L’ensemble des parties succombant, in fine, à la présente instance, elles seront toutes condamnées aux dépens.
2/ Sur les frais irrépétibles
Aux termes de l’article 700 du code de procédure civile, le juge condamne la partie tenue aux dépens ou qui perd son procès à payer à l’autre partie la somme qu’il détermine, au titre des frais exposés et non compris dans les dépens.
Dans tous les cas, le juge tient compte de l’équité ou de la situation économique de la partie condamnée. Il peut, même d’office, pour des raisons tirées des mêmes considérations, dire qu’il n’y a pas lieu à ces condamnations.

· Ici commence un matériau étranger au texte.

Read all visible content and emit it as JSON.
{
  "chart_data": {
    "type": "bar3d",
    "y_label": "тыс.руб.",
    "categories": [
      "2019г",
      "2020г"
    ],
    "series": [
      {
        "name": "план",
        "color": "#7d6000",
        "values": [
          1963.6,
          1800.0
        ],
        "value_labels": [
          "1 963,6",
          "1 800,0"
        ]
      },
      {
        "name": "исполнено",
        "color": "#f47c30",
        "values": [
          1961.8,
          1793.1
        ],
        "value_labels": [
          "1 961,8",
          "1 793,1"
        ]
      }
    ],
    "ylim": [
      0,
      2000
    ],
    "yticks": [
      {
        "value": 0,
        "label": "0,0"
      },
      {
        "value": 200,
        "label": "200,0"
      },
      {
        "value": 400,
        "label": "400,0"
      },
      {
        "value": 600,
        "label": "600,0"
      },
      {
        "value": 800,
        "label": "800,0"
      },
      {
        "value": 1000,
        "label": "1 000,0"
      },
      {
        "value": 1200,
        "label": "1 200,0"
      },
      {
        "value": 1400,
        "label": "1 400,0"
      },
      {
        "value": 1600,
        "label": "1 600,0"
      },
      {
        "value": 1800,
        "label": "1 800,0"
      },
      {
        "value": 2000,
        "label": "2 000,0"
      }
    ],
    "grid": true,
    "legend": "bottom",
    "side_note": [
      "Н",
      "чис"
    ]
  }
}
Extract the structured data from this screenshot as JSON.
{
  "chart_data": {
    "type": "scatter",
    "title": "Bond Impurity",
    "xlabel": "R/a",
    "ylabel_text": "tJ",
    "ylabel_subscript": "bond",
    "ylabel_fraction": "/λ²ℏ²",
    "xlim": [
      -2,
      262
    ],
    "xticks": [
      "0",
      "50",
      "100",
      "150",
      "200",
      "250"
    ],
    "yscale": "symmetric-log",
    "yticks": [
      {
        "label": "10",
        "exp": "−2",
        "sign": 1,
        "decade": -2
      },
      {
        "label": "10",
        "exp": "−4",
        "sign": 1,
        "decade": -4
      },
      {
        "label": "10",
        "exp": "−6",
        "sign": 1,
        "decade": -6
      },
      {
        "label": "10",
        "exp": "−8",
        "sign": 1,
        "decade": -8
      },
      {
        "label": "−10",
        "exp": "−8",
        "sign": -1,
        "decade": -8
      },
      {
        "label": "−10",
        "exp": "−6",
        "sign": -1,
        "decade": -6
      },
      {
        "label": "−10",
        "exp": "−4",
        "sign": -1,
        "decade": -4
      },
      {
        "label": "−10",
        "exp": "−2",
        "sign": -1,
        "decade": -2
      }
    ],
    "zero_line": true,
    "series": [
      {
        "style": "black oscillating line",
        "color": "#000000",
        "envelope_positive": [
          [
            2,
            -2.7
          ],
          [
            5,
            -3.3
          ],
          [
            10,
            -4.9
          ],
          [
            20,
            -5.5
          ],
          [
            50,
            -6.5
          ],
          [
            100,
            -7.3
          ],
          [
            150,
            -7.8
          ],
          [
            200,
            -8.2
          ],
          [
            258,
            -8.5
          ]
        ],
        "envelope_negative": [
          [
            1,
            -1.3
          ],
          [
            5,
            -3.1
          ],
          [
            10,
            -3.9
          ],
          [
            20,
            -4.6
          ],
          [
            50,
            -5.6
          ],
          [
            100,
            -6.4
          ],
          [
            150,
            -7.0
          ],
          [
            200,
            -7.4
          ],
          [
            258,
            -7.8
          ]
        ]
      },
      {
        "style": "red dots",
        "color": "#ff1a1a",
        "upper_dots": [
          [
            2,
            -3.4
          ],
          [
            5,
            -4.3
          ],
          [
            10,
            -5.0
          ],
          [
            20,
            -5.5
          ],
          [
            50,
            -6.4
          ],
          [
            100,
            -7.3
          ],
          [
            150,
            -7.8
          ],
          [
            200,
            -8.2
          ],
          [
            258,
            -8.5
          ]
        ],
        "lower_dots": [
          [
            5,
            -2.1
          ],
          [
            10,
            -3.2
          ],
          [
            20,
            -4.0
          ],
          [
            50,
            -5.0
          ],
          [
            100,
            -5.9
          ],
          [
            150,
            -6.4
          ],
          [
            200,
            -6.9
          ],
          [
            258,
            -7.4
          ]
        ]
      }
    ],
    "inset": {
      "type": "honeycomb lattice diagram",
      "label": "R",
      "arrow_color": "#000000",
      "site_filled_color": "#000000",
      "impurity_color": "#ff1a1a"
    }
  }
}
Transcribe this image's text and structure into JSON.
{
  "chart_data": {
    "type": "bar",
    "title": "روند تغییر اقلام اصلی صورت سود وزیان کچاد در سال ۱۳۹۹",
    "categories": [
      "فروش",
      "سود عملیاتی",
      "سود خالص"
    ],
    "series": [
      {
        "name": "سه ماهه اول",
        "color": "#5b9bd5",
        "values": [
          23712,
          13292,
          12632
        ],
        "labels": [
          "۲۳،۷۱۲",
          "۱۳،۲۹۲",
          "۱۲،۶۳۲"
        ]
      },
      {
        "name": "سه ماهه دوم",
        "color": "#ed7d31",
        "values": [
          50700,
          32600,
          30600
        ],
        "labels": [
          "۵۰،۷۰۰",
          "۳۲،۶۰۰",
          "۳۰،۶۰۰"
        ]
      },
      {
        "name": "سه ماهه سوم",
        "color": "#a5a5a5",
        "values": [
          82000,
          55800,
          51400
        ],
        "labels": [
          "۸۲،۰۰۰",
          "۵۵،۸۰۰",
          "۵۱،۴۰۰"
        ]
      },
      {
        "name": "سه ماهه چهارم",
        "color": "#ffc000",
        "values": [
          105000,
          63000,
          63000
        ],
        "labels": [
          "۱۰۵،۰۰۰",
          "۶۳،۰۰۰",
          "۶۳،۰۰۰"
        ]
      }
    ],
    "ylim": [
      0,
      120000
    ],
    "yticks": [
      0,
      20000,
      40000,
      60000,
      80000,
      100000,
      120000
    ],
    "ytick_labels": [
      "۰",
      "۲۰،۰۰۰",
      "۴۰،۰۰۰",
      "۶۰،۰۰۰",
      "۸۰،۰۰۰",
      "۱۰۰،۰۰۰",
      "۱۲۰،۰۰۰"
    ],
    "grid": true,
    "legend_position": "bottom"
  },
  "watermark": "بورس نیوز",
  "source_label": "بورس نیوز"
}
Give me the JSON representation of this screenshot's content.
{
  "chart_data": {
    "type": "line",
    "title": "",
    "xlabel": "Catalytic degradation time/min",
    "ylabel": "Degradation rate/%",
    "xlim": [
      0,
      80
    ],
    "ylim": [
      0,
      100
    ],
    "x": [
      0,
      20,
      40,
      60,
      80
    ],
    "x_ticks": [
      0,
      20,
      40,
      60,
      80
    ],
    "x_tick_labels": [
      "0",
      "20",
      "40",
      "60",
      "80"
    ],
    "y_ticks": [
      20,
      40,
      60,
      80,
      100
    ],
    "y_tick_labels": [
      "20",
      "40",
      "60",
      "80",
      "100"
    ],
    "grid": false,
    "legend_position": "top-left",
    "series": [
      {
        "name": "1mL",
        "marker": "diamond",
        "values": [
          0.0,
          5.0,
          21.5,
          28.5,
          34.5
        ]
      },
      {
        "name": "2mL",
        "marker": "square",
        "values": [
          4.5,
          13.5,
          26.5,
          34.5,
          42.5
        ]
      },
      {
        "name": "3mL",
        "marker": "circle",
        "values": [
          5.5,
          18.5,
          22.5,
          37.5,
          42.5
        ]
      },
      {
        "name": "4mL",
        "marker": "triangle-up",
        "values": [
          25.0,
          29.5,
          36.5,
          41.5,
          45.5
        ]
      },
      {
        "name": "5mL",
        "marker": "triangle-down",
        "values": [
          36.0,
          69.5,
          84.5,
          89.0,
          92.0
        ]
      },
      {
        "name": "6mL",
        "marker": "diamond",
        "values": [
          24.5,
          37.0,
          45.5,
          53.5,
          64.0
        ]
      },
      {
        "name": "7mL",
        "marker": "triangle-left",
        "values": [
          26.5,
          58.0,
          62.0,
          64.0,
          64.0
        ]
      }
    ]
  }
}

Chacune des parties succombant, au moins partiellement, à leurs demandes, l’équité commande de ne pas faire application des dispositions de l’article 700 du code de procédure civile.
PAR CES MOTIFS
Par jugement contradictoire, rendu en premier ressort, par mise à disposition au greffe ;
CONDAMNE in solidum la société ATOUT PI-C et son assureur la SMABTP à verser à la SCCV RESIDENCE DES ORMES la somme de 36 200 € au titre des travaux de reprise des non-conformités, à l’exclusion des sas ;
CONDAMNE la société ATOUT PI-C à verser à la SCCV RESIDENCE DES ORMES la somme de 2 000 € au titre des travaux de reprise des non-conformités des sas ;
CONDAMNE la SCCV RESIDENCE DES ORMES à verser à la société ATOUT PI-C la somme de 16 500€ TTC en payement de ses prestations de maîtrise d’oeuvre d’exécution selon factures f-18/150 et f-18/163 ;
CONDAMNE la SCCV RESIDENCE DES ORMES à verser à la société ATOUT PI-C la somme de 17 640€ TTC en payement de ses prestations d’ordonnancement, pilotage et coordination selon factures f-18/151, f18/156, f-18/158 et f-18/162 ;
ORDONNE la compensation de ces créances réciproques conformément aux dispositions de l’article 1347 du code civil ;
DIT n’y avoir lieu à application des dispositions de l’article 700 du code de procédure civile ;
CONDAMNE la SCCV RESIDENCE DES ORMES, la société ATOUT PI-C et la SMABTP aux dépens de la présente instance ;
DEBOUTE les parties de leurs demandes plus amples ou contraires ;
RAPPELLE l’exécution provisoire de la présente décision.